First and foremost a strong work ethic. Entrepreneurship is not necessarily an easier lifestyle than a nine-to-five corporate job. But, I think the entrepreneurial person who is interested in becoming an owner and finds fulfillment in it sees value in being their own boss, building something for themselves and they don’t shy away from the work it takes. That work ethic is going to be important, especially on the front end as a franchisee is in the store quite a bit over their first year in business. The second most important attribute would be really good people management skills. Our franchisees rely heavily on retail paid employees, so being able to manage and train retail paid employees and lead them is important. I’d say our best franchisees are pretty high-energy and go-getters and that kind of bleeds down to their employees and they find employees that emulate that kind of go-getter, high-energy attitude. Our most successful franchisees are lifelong learners and realize entrepreneurship is never stagnant. If you’re stagnant, you’re probably going downhill. You always need to be learning how to become better at running your business and making adjustments and obviously, our team at corporate is charged with helping franchisees find ways to become better and training and motivating them.
All your franchisees talk about the support from Basecamp as the parent company. The entrepreneurs that join the Uptown Cheapskate franchise network have different backgrounds. Some are from corporate America, some were in C suite level positions. Then you guide them so that they can have a business model that they can follow and get established and become the success stories that they ultimately are.
The whole idea with a franchise is taking advantage of the many years of experience we have running the stores and the tools and training we’ve developed to take the guesswork out and mitigate some risk of going into business for yourself. Having a proven concept and a brand that’s already established can shorten the learning curve and the ramp-up of a business and get it to profitability much quicker than taking the true entrepreneur path and reinventing the wheel and making the mistakes and figuring it out yourself. That’s the true value of a franchise. It also takes a certain person. The true entrepreneur wants to reinvent the wheel and figure it out themselves. That’s where they find their passion. The franchisee has the entrepreneurial spirit where they want to build something for themselves, but they see the value in not having to go out and learn it and risk so much, as most startup businesses do fail.

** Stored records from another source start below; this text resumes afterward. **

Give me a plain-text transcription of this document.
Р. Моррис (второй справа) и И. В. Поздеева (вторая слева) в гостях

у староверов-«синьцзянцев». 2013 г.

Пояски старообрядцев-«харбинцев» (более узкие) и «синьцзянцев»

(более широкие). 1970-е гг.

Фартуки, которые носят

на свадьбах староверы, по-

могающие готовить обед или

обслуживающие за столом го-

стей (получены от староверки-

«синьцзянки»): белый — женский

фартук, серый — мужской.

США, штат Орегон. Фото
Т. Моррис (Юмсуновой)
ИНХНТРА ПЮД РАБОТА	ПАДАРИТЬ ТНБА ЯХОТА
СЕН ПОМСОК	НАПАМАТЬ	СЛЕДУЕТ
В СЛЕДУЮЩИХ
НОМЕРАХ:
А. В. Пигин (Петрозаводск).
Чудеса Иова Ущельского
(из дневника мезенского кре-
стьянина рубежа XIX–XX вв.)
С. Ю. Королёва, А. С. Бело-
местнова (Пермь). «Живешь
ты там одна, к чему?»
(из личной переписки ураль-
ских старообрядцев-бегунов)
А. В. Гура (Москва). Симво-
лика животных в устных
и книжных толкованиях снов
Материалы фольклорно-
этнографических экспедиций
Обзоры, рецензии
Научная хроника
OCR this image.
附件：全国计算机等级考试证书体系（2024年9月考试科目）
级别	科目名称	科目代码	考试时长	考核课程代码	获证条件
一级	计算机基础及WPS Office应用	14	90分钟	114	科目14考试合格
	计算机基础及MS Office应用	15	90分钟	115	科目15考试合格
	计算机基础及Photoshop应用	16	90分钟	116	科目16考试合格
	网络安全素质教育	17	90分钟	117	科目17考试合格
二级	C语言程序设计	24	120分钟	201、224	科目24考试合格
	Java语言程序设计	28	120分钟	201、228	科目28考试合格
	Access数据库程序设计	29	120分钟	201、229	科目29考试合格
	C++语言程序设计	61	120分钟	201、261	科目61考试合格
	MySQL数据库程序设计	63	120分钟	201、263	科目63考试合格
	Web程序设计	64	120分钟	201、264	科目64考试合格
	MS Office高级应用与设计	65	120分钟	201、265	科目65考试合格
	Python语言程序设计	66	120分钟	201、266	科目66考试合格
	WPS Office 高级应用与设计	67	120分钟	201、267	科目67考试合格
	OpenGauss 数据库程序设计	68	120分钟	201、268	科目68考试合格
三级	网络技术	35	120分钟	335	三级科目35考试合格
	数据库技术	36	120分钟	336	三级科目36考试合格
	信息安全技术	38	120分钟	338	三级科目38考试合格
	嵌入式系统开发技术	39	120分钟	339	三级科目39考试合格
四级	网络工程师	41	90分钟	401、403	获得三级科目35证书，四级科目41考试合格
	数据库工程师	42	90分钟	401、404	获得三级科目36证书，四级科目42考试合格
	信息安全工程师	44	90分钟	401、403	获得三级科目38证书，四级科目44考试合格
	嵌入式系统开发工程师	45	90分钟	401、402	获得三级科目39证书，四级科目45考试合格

Why is Uptown Cheapskate the right brand to invest in?
It’s the right brand for someone who likes the idea of working with people and having a lot of interaction managing people and talking with customers. Maybe they love fashion and see the value of second-hand and want to bring that value to a community. This industry has exploded over the past several years. In 2019 second-hand fashion was a $28 billion industry. I started here in 2013 and it was a $5 billion industry. That growth is expected to continue and reach even up above $60 billion over the next several years. It’s an exciting time to take advantage of this change in consciousness as we are more aware of our impact on our environment and want to be more sustainable. Not many businesses can be this green. We’re literally getting our products from people who’ve already purchased them and then giving them back to the community through selling that product. It’s a lot of fun and something to be proud of. You’re not just printing $2 t-shirts, selling them and creating more waste. You get to be a part of the solution.
We’re excited and looking forward to a strong year and then the years afterwards too. There is a lot of energy and excitement with our franchisees. They’re really taking this to new levels and with 87 stores now and over 100 by the end of this year, the sky’s the limit.